The evidence is there for all to see. Last season, when Ford was concentrating solely on defence, Bath conceded 29 tries in 22 regular-season matches – only Saracens were more parsimonious – while scoring 44 of their own. This term, they have already allowed their line to be crossed on 33 occasions, but are on course to hit the half-century mark on offence.
“There was a defence meeting every week last season,” Ford says. “This time round, we haven’t had any. It was a conscious decision to tilt the balance towards the attacking part of our game and while things have tightened up since the must-win matches have started kicking in – instead of an 80/20 bias towards attack, it’s probably nearer 65/35 now – I still can’t find the time to have one of those meetings I used to be so keen on.
“But, to tell you the truth, I don’t miss them. I was bored with being a defence coach, having spent nine years doing the job. One of the nice things about my current role is that it gives me the chance to turn all that experience on its head: to take the things I least wanted to be confronted with as a defence specialist and find ways of introducing them into our attacking game.
“More than that, though, I’m interested in creating a culture that bright young English players can understand and buy into and believe in.
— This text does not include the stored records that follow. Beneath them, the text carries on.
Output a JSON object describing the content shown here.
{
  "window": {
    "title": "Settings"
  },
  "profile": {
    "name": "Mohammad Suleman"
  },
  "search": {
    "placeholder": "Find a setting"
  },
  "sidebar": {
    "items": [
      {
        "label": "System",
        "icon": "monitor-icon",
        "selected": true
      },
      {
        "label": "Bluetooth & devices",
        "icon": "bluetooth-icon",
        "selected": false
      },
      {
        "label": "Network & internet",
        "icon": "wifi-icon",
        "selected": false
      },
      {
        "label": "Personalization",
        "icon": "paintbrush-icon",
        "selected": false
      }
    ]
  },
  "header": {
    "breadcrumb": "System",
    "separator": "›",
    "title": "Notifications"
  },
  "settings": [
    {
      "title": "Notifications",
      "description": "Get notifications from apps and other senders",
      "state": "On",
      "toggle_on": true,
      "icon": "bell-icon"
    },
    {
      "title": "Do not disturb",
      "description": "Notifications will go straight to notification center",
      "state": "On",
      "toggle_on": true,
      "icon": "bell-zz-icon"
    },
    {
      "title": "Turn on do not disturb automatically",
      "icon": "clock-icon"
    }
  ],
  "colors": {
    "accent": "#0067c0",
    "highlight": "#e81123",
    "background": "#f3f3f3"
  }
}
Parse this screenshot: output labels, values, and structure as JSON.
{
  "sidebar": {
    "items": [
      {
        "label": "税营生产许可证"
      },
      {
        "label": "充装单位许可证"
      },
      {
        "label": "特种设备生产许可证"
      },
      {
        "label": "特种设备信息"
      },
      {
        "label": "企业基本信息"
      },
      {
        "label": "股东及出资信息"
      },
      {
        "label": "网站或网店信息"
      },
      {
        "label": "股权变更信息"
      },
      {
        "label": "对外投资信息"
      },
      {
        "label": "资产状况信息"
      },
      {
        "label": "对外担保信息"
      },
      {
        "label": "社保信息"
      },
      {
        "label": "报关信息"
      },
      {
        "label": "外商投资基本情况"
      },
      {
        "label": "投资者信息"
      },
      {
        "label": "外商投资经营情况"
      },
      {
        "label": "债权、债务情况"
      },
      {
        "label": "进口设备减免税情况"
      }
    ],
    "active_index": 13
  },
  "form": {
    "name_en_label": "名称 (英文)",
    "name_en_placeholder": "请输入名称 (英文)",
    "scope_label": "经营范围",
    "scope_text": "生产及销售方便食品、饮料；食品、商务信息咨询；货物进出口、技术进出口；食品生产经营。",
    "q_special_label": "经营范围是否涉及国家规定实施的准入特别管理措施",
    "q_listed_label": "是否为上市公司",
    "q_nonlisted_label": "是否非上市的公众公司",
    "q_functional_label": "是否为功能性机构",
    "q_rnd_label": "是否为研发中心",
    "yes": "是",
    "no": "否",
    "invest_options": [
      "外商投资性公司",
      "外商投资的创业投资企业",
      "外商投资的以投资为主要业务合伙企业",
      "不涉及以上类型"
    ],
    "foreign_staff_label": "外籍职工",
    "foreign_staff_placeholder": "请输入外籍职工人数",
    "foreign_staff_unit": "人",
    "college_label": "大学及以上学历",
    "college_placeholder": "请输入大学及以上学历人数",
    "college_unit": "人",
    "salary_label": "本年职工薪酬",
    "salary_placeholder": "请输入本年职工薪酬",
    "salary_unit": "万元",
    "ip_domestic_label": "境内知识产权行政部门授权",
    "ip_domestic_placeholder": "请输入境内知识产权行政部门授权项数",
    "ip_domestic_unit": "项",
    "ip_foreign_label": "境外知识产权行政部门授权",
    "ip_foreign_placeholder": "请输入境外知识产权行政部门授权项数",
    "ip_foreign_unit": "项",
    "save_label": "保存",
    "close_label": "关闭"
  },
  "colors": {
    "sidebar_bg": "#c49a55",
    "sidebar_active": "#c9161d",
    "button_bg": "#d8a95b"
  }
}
It’s why we brought George here [the gifted outside-half George Ford, his son, who broke into the England side during the Six Nations], why we were keen to get Anthony Watson and Jonathan Joseph to The Rec and signed Henry Thomas and Sam Burgess for next season. We want to build something that will last, and you don’t do that simply by paying big money for hardened professionals, no matter how good they might be.”
So why stick with an old stager like Gavin Henson, who has not always been seen as a team man? “We’ve re-signed him because he’s played his part here,” the coach replies. “If he hadn’t, the system would have spat him out.”
It seems Ford is a very different coach from the one who, almost a decade ago, had a brief spell in charge at Saracens before embarking on a long stint with England. He does not disagree. “Saracens came too early for me,” he admits. “I thought I could perform the role – you always think you can do things, don’t you? – and I was good enough technically, but in man-management terms it was a different story. I was nowhere near ready. So when the England opportunity came up, I was able to keep my head down and concentrate on what I knew.
“Over that period, I became better at forming relationships with players and keeping those relationships strong. That’s the crucial thing, because there’s never a day without a drama in this job.”